Article 11 – Retention of title
11.1. In the case of a purchase agreement, all goods delivered to the Buyer will remain the property of NCT until the moment of payment of everything the Buyer owes NCT, on whatever grounds, including interest and costs.
11.2. The Buyer is not entitled to dispose the goods which are subject to the retention of title, unless disposal takes place in the context of the Buyer’s normal business operations. The Buyer is not entitled to pledge the goods or to establish any other right on them.
11.3. Without prejudice to any other rights to which it is entitled, NCT shall be irrevocably authorised by the Buyer, if he does not perform his obligations entered into towards NCT, or does not perform them on time, to, without any notice of default or judicial intervention being required, to take possession of the goods delivered by NCT and to this end enter the place where these goods are to be found. During the period when the delivered goods are still the property of NCT, the Buyer shall adequately insure them against the usual risks.
Article 12 – Termination and cancellation
12.1. Without prejudice to the provisions of Section 6:265 of the Dutch Civil Code, NCT has the right to terminate the agreement concluded with the Buyer, without any obligation to pay damages and without any obligations for NCT to cancel the agreement, in the event that:
a) the Buyer is declared bankrupt, files for bankruptcy or if his/her bankruptcy is filed for;
b) the Buyer applies for a (provisional) moratorium or goes into liquidation;
c) attachment is made of the assets of the Buyer or a part thereof;
d) the car has not been collected by the Buyer within 6 weeks of its arrival at NCT (the Buyer then must pay for any damage incurred by NCT).
12.2. Unless the supplier agrees with a (partial) cancellation in writing, the cancellation of a brokerage or purchase agreement which has been formed is not possible. If the supplier agrees to a (partial) cancellation, the Buyer is entitled to wholly or in part cancel (give notice to terminate) the agreement by means of written statement directed at NCT, on a payment of 15% of the agreed order sum which corresponds with the part of the agreement that has been cancelled. The cancellation only comes into effect after the above payment has been received by NCT.
Article 13 – Applicable law and disputes
13.1. All offers from, and agreements with, NCT are exclusively governed by Dutch law, with the exception of the Vienna Sales Convention.

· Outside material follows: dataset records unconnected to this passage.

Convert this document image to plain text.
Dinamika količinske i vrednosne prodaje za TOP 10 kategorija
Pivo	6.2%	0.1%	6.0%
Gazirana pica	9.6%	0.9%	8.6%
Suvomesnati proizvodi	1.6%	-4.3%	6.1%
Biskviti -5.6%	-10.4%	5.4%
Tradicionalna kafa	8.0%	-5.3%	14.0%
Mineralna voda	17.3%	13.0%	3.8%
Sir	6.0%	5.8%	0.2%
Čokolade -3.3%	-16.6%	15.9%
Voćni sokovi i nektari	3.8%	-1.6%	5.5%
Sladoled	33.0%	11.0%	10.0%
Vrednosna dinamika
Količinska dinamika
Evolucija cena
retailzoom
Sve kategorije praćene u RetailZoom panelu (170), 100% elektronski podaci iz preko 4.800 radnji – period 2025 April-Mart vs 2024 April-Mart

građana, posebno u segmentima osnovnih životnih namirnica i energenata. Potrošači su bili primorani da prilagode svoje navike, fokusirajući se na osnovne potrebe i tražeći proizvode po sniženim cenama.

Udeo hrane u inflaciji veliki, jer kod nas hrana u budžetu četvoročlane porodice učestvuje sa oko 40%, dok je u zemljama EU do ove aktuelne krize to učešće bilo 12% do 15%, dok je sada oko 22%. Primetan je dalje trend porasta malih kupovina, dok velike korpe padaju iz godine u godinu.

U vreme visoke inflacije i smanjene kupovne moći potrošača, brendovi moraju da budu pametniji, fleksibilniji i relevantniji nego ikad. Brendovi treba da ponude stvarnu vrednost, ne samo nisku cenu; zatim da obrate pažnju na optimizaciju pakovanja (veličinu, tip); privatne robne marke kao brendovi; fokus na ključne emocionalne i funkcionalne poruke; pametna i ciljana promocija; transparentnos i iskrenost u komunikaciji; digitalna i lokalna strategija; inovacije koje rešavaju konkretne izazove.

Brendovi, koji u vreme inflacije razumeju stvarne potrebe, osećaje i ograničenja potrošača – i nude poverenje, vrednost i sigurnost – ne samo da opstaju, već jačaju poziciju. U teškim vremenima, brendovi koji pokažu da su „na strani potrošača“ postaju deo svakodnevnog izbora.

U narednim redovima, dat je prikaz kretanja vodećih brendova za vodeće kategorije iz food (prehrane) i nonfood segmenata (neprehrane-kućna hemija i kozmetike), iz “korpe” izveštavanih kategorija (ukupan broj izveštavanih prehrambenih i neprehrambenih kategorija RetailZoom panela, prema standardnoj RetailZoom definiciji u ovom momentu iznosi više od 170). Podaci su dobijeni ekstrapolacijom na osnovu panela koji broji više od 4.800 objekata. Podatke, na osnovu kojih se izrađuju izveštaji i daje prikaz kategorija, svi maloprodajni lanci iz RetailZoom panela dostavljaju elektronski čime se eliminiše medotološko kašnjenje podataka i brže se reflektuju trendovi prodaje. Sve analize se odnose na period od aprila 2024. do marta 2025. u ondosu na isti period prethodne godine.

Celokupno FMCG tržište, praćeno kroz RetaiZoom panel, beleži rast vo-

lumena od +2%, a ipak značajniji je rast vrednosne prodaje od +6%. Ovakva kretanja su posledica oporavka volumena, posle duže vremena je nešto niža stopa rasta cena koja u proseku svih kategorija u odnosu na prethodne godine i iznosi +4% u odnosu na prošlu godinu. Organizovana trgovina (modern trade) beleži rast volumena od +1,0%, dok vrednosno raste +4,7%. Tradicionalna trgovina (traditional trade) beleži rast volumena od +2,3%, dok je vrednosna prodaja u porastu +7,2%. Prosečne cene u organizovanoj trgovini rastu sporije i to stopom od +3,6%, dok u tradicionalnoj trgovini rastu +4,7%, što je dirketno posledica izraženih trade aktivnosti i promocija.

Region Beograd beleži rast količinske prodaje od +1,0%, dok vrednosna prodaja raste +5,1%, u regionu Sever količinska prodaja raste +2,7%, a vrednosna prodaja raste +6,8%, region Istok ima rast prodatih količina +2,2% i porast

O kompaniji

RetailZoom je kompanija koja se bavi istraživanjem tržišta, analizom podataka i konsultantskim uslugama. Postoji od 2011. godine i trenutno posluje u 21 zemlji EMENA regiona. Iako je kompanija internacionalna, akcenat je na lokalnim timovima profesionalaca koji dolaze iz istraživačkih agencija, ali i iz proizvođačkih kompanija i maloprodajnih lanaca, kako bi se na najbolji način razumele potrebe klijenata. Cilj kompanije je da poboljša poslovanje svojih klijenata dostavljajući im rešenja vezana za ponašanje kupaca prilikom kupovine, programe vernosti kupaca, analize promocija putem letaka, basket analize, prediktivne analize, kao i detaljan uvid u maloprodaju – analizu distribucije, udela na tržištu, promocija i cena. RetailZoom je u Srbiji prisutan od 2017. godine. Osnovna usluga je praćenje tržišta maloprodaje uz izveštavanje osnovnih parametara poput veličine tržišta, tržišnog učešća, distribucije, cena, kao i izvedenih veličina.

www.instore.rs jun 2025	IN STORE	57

13.2. Any disputes, including those considered as such by only one party, arising from or relating to the agreement the Conditions apply to or relating to the Conditions itself and the interpretation or the implementation of the Conditions, both of a factual and legal nature, will exclusively be judged by the competent court of the Midden-Nederland Court District, unless NCT prefers to submit the dispute to the competent court in the place of residence or the place of business of the Buyer. If the Buyer is a consumer and not domiciled in the Midden-Nederland Court District, the Buyer has the right, within 1 month after NCT announced in writing that it will conduct legal proceedings before the competent court in the Midden-Nederland Court District, to inform NCT that he/she wishes to conduct legal proceedings before the Court competent according to the law.
Article 14 – Inconsistency between the Dutch text and the translation
In the event of inconsistency between the text of these Conditions in the Dutch language and, in the relevant case, that in a different language, the Dutch version shall be binding.